Antenna Protein Clustering In Vitro Unveiled by Fluorescence Correlation Spectroscopy

Abstract

Antenna protein aggregation is one of the principal mechanisms considered effective in protecting phototrophs against high light damage. Commonly, it is induced, in vitro, by decreasing detergent concentration and pH of a solution of purified antennas; the resulting reduction in fluorescence emission is considered to be representative of non-photochemical quenching in vivo. However, little is known about the actual size and organization of antenna particles formed by this means, and hence the physiological relevance of this experimental approach is questionable. Here, a quasi-single molecule method, fluorescence correlation spectroscopy (FCS), was applied during in vitro quenching of LHCII trimers from higher plants for a parallel estimation of particle size, fluorescence, and antenna cluster homogeneity in a single measurement. FCS revealed that, below detergent critical micelle concentration, low pH promoted the formation of large protein oligomers of sizes up to micrometers, and therefore is apparently incompatible with thylakoid membranes. In contrast, LHCII clusters formed at high pH were smaller and homogenous, and yet still capable of efficient quenching. The results altogether set the physiological validity limits of in vitro quenching experiments. Our data also support the idea that the small, moderately quenching LHCII oligomers found at high pH could be relevant with respect to non-photochemical quenching in vivo.

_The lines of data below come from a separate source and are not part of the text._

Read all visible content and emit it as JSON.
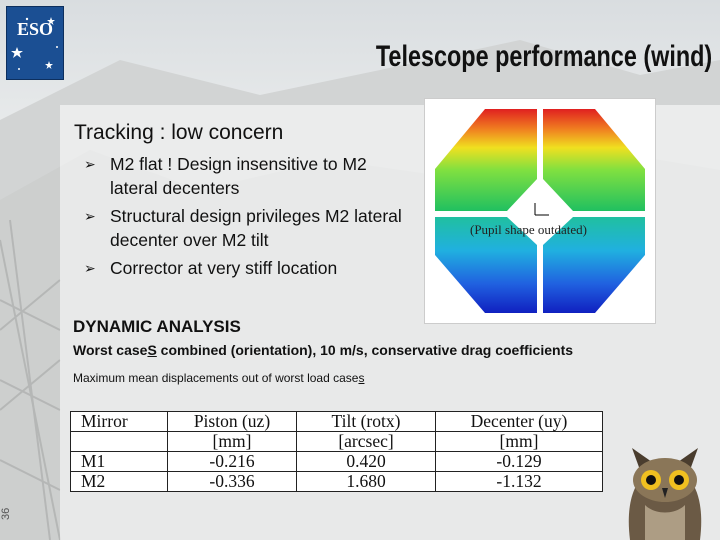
{
  "slide": {
    "title": "Telescope performance (wind)",
    "heading": "Tracking : low concern",
    "bullets": [
      "M2 flat ! Design insensitive to M2 lateral decenters",
      "Structural design privileges M2 lateral decenter over M2 tilt",
      "Corrector at very stiff location"
    ],
    "figure_caption": "(Pupil shape outdated)",
    "dynamic_heading": "DYNAMIC ANALYSIS",
    "worst_case_prefix": "Worst case",
    "worst_case_underlined": "S",
    "worst_case_suffix": " combined (orientation), 10 m/s, conservative drag coefficients",
    "max_disp_prefix": "Maximum mean displacements out of worst load case",
    "max_disp_underlined": "s",
    "page_number": "36",
    "logo_text": "ESO"
  },
  "table": {
    "header": [
      "Mirror",
      "Piston (uz)",
      "Tilt (rotx)",
      "Decenter (uy)"
    ],
    "units": [
      "",
      "[mm]",
      "[arcsec]",
      "[mm]"
    ],
    "rows": [
      [
        "M1",
        "-0.216",
        "0.420",
        "-0.129"
      ],
      [
        "M2",
        "-0.336",
        "1.680",
        "-1.132"
      ]
    ]
  },
  "colors": {
    "logo_blue": "#1b4f93"
  }
}
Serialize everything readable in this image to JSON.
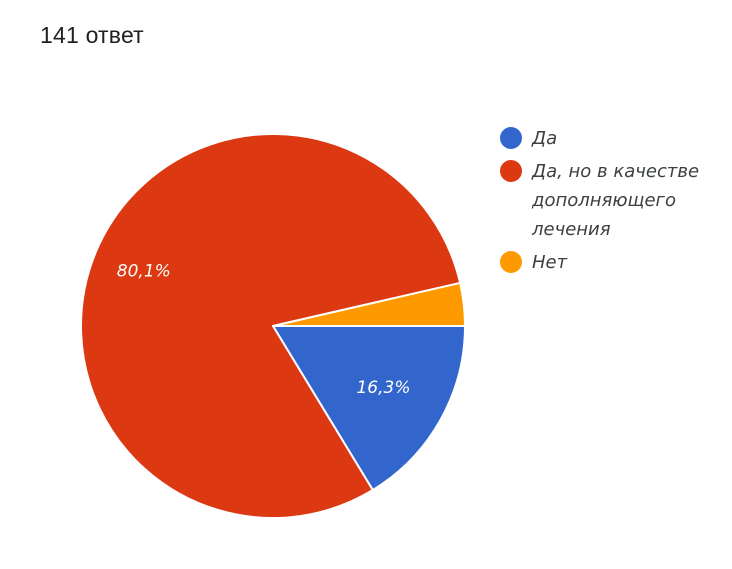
{
  "header": {
    "response_count": "141 ответ"
  },
  "chart_data": {
    "type": "pie",
    "slices": [
      {
        "name": "Да",
        "label": "16,3%",
        "value": 16.3,
        "color": "#3366cc"
      },
      {
        "name": "Да, но в качестве дополняющего лечения",
        "label": "80,1%",
        "value": 80.1,
        "color": "#dc3912"
      },
      {
        "name": "Нет",
        "label": "",
        "value": 3.6,
        "color": "#ff9900"
      }
    ],
    "legend_position": "right"
  }
}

Keywords: antenna proteins; detergent critical micelle concentration; fluorescence correlation spectroscopy; non-photochemical quenching; photoprotection; photosynthesis; protein oligomerization.

Figure 1

Fluorescence quenching analysis of LHCII trimers during bulk measurement in vitro. Panels (A,B) represent time course of fluorescence quenching of LHCII trimers (in HEPES 10 mM (pH 7.3) and 200 μM n-dodecyl-β-D-maltoside (DDM)) injected in a buffer of pH 7.3 (A) or 5.0 (B) at different detergent concentrations. (C) Titration curves of quenched fraction of fluorescence calculated from panels (A,B) (see the Section 4 for calculation). (D) Rate constants of fluorescence quenching, calculated by fitting time courses of fluorescence (A,B) with a sigmoidal Hill equation y = [axb]/[cb + xb] (see, for instance, [10,14]). Circles/squares = data average; dashed lines = data fittings; error bars: SD. Data are average of three measurements. The proposed organization of the detergent around the LHCII single trimer above and below critical micellar concentration (CMC) is represented under the graphs.

Figure 2

Averaged fittings of the autocorrelation functions and calculated diffusion times of LHCII trimers obtained by conventional (Levenberg–Marquardt) method. The full list of parameters obtained is presented in the Table 2. See Figures S2 and S3 for raw curves and weighted residuals of the fittings, respectively. (A) Averaged autocorrelation curves. A shift to longer diffusion times indicates an increased size of LHCII clusters. (B) Diffusion times and particle radii estimated from them (see the Section 4). The diffusion time threshold for a trimeric state of LHCII is marked with a dashed line. Results are the average of three independent measurements. Error bars: SD.

Figure 3

Maximum entropy FCS fitting method unveiled sample heterogeneity. Typical results obtained fitting FCS autocorrelation curves (see the Section 4) for samples prepared at 200 or 100 µM DDM, pH 7.3 (A), or pH 5.0 (B). The method allows for separating different diffusion components, highlighting possible size heterogeneity in LHCII clusters. The area below each trace was normalized to 1.

Figure 4

Analysis by confocal microscopy of the large LHCII particles formed below 25 μM DDM and pH 5.0. (A) Confocal microscopy picture of the LHCII particles precipitated at the bottom of the well. The fluorescence is presented in arbitrary units. Scalebar: 10 μm. (B) Analysis of the confocal picture from (A), with the cross-section of each detectable aggregate circled. (C) Fluorescence intensity per LHCII particles as a function of the measured cross-section area. Insert: zoom of the section between 0 and 3 μm², with average particle fluorescence values and standard deviations. Red line: straight line fitting of the data; R² = 0.8.

Figure 5

77K fluorescence emission spectra of the samples used for fluorescence quenching analyses of LHCII trimers (see Figure 1). Purified LHCII were incubated at different detergents (200, 100, or 25 μM DDM) and pH values (7.3 or 5.0) as in previous experiments. (A) Samples at pH 7.3; (B) samples at pH 5.0; (C) ratio of the fluorescence measured at 700 nm to the fluorescence at 680 nm for each sample. Results are the average of three replicates. Error bars: SD.